Offensive coordinator Ivin Jasper said during the preseason that he was working with Miller on becoming more vocal on the field than off, particularly in the huddle. Playing in two loud and hostile settings — three if you count Aviva Stadium in Ireland, where the crowd was also pro-Notre Dame — has not made things easy. Miller also suffered an ankle injury against the Fighting Irish.
"If you don't have the presence out on the field, that voice, you'd better let your play do the talking for you, and right now he's doing neither one," Jasper said of Miller this week. "It's up to me, I've got to get that out of him, that voice, that leadership — it's inside of the kid, without a doubt."

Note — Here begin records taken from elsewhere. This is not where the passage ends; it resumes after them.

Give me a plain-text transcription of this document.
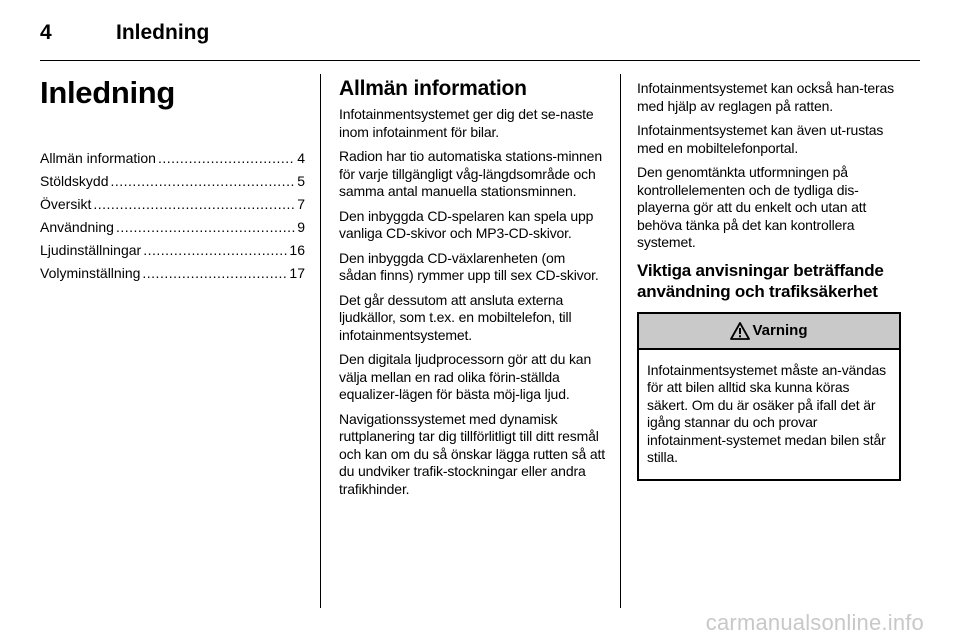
4	Inledning
Inledning
Allmän information .....	4
Stöldskydd .....	5
Översikt .....	7
Användning .....	9
Ljudinställningar .....	16
Volyminställning .....	17
Allmän information

Infotainmentsystemet ger dig det se-naste inom infotainment för bilar.

Radion har tio automatiska stations-minnen för varje tillgängligt våg-längdsområde och samma antal manuella stationsminnen.

Den inbyggda CD-spelaren kan spela upp vanliga CD-skivor och MP3-CD-skivor.

Den inbyggda CD-växlarenheten (om sådan finns) rymmer upp till sex CD-skivor.

Det går dessutom att ansluta externa ljudkällor, som t.ex. en mobiltelefon, till infotainmentsystemet.

Den digitala ljudprocessorn gör att du kan välja mellan en rad olika förin-ställda equalizer-lägen för bästa möj-liga ljud.

Navigationssystemet med dynamisk ruttplanering tar dig tillförlitligt till ditt resmål och kan om du så önskar lägga rutten så att du undviker trafik-stockningar eller andra trafikhinder.

Infotainmentsystemet kan också han-teras med hjälp av reglagen på ratten.

Infotainmentsystemet kan även ut-rustas med en mobiltelefonportal.

Den genomtänkta utformningen på kontrollelementen och de tydliga dis-playerna gör att du enkelt och utan att behöva tänka på det kan kontrollera systemet.

Viktiga anvisningar beträffande användning och trafiksäkerhet
Varning
Infotainmentsystemet måste an-vändas för att bilen alltid ska kunna köras säkert. Om du är osäker på ifall det är igång stannar du och provar infotainment-systemet medan bilen står stilla.
carmanualsonline.info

But if Miller and Navy's trademark rushing offense continue to struggle, Niumatalolo will likely have to consider making a change. The Midshipmen are ranked a pedestrian 41st in the country after not being out of the top six since Paul Johnson brought the triple option to Navy in 2002, including being No. 1 five times between 2003 and 2008.
Reynolds, a true freshman who chose Navy over Air Force, is considered a clear No. 2 option.

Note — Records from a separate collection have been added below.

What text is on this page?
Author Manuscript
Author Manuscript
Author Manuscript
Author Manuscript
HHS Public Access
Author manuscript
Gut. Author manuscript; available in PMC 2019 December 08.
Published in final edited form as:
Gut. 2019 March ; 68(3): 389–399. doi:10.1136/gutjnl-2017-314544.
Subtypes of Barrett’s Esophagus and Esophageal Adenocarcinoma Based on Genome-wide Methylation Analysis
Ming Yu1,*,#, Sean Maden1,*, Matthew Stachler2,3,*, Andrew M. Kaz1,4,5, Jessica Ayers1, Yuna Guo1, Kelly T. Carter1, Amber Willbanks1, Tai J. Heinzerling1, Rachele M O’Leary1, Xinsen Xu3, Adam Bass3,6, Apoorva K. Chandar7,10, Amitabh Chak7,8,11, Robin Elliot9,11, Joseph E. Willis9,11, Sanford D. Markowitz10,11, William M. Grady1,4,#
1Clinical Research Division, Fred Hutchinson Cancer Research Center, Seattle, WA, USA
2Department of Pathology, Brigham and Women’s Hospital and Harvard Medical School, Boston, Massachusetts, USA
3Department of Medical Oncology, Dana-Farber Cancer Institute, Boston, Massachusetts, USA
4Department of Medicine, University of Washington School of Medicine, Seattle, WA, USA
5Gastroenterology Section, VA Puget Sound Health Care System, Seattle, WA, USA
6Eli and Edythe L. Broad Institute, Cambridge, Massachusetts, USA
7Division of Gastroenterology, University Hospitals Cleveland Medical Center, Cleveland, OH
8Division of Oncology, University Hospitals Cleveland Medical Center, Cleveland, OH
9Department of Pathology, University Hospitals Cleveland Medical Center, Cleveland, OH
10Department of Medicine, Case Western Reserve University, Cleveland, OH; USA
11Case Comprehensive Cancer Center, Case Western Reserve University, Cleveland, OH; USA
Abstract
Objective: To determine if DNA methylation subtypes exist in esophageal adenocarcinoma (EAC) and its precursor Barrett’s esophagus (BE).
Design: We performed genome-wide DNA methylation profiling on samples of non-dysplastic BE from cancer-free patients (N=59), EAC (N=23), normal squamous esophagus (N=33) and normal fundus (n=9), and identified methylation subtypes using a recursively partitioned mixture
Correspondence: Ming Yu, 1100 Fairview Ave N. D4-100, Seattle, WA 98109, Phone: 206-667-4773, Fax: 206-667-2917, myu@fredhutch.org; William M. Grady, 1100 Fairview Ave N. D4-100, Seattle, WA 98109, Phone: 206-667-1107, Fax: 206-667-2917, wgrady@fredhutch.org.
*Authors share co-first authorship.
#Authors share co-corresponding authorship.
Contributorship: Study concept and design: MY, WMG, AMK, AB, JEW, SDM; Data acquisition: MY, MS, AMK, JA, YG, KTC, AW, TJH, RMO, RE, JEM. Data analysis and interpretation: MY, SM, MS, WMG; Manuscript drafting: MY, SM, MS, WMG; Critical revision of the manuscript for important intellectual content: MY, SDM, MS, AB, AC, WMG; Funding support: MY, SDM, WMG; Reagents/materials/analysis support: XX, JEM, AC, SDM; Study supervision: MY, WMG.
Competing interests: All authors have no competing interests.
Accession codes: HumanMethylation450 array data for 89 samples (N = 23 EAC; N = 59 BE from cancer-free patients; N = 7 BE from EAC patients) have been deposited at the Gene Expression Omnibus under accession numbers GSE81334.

Asked whether he feels his starting job is in jeopardy, Miller, who has completed 20 of 32 passes for 208 yards and a touchdown said: "I've got to practice hard and perform better in the games. Coach [Niumatalolo] said that Keenan is right there. I've just got to keep playing."
Said Niumatalolo, "Right now we're going to stick with Trey. We feel he gives us the best chance to win."
With Reynolds continuing to show that he has been a quick study in grasping Navy's triple-option offense — he led the Midshipmen to their only scoring drive against the Nittany Lions — Niumatalolo and Jasper might have to consider going with the freshman from outside Nashville, Tenn.
"I don't think it's a matter of grasping the offense. He still struggles in certain areas, but it's just his poise, and his maturity — he's way ahead of most guys his age," Jasper said of Reynolds, who could become the first true freshman quarterback to start for Navy since the triple option was implemented in 2002.
Reynolds said he is more comfortable now than he was when he first arrived at the academy this summer or even in the season opener, when he briefly replaced Miller after the starter was fallen on awkwardly by a Notre Dame player.
"I felt last week against Penn State, once I got into a rhythm and got comfortable, it was just football," said Reynolds, who finished 4-for-5 passing for 44 yards rand rushed eight times for 32 yards. "It was the same way in the summer. It's not worrying about mistakes; it's doing what I've been taught by the coaches."
Reynolds is not thinking about starting — yet.
"As far as that's concerned, it's whatever's best for the team. Whoever gives the team the best chance to win is the person who needs to play," Reynolds said. "Whether or not I'm that person, I've still got to come out to keep working to become the best person."
Miller is not thinking about anything but helping the Midshipmen get their first victory of the 2012 season. Going from playing perennial powers —albeit ones with tarnished reputations — to the only Football Championship Subdivision team on Navy's schedule is of little concern to the quiet quarterback who grew up outside Atlanta.